Sağlığına, kocandan memnun olmana çok seviniyorum lâkin tembelliğine ve bana çok geç yazmana gitgide içerliyorum ha! Sana kızılmaz oysa. Kırılınmaz. Belki de kırgınlığım kendime. Seni ve çevreni rahatsız edebileceğimi aklıma getirmeden, paldır küldür mektup yazışım bir intihardır belki de. Ödüm kopuyor Leylâ. Seni kırarım, üzerim yahut bunlara sebep olurum diye. Ben ki dünyada -gelmiş geçmiş- üç beş kişiden gayrısına saygı duymadım.
“Dost, dost diye hayaline geldiğim
– Dost ise çevirmiş yüzünü benden
-Hani dost uğruna can baş verenler?
– Evvel lekitmezdi gözünü benden”, mütiş bir türkü bu . Şairide çok çekmiş anlaşılan. Bak , yaşamış dövüşmüş kelle vermiş gitmişler. Türküleri kalmış. Bizler insan olalım, sevişelim kötülüklerin kökünü kurutalım diye, kalmış türküler.
Sâna mutlaka geleceğim ne bok yerse yesin kötüler, geleceğim. Pusuda fırsat kolluyorum şimdi. Bir an bile yalnız, sıkıntılı kalmana dayanamam. Palavra tabiriyle şerefli, gerçek anlamıyla yegâne zevkli ve vazgeçemeyeceğim bir duyu bu. Buna da “ne dersin?” diyeceğim.
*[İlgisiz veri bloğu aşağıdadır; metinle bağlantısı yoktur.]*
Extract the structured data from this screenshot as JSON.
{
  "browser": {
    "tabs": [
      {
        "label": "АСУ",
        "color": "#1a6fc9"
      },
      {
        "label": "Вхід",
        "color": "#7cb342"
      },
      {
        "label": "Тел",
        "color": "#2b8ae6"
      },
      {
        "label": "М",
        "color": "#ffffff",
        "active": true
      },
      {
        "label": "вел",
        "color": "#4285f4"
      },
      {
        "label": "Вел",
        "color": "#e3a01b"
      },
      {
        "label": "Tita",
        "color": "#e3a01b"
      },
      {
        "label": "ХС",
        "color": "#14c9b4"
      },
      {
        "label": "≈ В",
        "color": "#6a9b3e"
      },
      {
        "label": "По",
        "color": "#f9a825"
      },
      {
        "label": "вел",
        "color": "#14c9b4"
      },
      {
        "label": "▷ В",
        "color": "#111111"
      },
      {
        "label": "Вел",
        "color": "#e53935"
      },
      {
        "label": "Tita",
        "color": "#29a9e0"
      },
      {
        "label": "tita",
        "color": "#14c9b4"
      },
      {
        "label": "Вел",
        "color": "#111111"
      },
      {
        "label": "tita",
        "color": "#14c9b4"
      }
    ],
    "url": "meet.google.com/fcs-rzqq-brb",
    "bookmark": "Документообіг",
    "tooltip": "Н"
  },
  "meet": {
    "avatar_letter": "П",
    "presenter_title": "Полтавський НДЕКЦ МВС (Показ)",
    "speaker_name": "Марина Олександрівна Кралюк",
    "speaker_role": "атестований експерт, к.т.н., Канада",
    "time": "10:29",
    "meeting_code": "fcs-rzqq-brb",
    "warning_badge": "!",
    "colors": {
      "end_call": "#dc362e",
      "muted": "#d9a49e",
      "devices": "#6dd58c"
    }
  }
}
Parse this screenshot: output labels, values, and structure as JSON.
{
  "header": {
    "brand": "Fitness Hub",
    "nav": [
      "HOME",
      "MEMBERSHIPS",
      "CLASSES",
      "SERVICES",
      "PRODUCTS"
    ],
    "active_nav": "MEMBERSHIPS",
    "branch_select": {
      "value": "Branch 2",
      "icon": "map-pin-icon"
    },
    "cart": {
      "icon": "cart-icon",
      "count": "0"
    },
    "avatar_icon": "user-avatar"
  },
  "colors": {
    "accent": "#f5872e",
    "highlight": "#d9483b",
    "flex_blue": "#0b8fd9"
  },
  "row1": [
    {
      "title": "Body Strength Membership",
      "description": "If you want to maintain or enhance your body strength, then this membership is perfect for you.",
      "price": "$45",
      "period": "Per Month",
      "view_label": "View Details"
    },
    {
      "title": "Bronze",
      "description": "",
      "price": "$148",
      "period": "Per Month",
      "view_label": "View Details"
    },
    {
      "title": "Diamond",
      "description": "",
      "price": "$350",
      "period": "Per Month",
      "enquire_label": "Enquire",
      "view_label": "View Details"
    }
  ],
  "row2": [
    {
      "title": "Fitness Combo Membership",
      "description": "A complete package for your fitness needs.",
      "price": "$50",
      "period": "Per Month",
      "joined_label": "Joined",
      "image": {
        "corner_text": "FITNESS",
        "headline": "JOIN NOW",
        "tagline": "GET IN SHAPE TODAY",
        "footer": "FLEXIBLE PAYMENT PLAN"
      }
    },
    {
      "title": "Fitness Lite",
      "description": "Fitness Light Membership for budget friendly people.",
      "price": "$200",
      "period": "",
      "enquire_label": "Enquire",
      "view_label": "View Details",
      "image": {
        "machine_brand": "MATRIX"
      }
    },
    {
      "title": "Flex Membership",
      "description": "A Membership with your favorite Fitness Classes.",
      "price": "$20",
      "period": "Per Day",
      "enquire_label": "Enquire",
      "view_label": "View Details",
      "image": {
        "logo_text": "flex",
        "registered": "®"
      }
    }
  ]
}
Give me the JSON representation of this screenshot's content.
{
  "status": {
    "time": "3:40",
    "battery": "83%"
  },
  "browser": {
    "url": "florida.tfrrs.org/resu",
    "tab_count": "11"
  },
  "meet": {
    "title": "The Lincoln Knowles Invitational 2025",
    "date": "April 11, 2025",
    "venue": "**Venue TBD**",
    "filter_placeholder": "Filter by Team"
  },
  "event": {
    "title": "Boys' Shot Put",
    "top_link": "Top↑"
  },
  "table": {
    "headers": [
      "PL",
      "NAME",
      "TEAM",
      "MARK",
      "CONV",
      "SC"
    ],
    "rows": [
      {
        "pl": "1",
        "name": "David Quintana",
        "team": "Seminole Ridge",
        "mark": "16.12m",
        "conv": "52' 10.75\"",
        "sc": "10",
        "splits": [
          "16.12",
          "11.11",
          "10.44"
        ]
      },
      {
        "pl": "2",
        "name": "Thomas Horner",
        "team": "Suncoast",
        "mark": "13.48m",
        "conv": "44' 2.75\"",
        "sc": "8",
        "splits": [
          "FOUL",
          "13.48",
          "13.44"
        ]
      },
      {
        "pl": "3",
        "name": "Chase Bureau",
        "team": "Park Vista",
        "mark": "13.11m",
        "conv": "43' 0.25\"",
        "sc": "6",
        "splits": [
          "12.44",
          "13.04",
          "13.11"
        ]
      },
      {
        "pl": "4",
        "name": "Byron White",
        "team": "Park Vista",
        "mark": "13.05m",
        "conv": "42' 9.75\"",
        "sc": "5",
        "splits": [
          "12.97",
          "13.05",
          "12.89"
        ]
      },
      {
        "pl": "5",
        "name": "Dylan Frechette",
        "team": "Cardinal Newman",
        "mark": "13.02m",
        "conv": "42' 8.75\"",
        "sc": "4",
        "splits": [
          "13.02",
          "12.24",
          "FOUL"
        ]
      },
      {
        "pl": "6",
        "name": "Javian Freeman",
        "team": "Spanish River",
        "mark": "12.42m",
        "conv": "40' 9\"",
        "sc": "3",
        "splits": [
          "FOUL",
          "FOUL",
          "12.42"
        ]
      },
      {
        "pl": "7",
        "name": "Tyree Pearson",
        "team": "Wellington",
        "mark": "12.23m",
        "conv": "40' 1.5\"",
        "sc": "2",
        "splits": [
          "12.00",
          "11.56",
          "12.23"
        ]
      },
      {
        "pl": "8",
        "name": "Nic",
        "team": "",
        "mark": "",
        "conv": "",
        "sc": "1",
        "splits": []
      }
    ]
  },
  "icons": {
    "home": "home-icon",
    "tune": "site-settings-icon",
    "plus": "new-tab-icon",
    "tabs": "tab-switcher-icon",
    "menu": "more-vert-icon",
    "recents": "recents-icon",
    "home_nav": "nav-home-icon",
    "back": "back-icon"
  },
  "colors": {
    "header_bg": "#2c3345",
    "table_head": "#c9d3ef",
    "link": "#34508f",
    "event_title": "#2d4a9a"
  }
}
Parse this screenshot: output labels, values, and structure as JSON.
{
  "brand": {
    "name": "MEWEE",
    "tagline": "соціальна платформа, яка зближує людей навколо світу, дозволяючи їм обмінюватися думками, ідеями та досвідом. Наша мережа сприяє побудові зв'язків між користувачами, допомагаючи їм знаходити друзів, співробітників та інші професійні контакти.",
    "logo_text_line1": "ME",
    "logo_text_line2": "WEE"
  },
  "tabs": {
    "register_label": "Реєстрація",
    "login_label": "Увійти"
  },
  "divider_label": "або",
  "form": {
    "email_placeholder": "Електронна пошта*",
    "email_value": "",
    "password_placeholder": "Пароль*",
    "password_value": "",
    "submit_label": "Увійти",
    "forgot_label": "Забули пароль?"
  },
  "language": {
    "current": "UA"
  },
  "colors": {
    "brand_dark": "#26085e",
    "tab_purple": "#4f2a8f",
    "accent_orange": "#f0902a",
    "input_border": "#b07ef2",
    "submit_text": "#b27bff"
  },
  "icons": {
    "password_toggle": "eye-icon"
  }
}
Oturup yazsana bana. Boş vaktin çok. Yazmaktan sıkılıyorsan, telefonunu ver de konuşur sorarım hiç değilse. Hem “Ne yaparsan yap, istersen küfret ama senin için aklıma bile getiremeyeceğim şeyleri düşünme” diyorsun, hem de ayda yılda bir mektubu reva görmüyorsun Ahmet kuluna! Bir zaman “bu merhamet” diye dellendim. Sonra sana bunu yakıştırmanın namussuzluk olacağını düşünerek tiksindim bu duyudan. Sahiden bâzı çok eşekçe ihtimaller geçirmişim aklımdan. Affet canım. Senden daha mert ve daha erkek kim geldi ki bu dünyaya. Uzaklıktan, ayrılıktan ve kötü günlerimin çokluğundan, anlaşılan. Affet e mi? İçimde tutamam, senin hakkında acı bir düşüncem olursa. Söylemesem sana zehirlenirim. İyi ve güzel düşünleri de. Zaten, senden gayrı güzel düşün olur mu ki.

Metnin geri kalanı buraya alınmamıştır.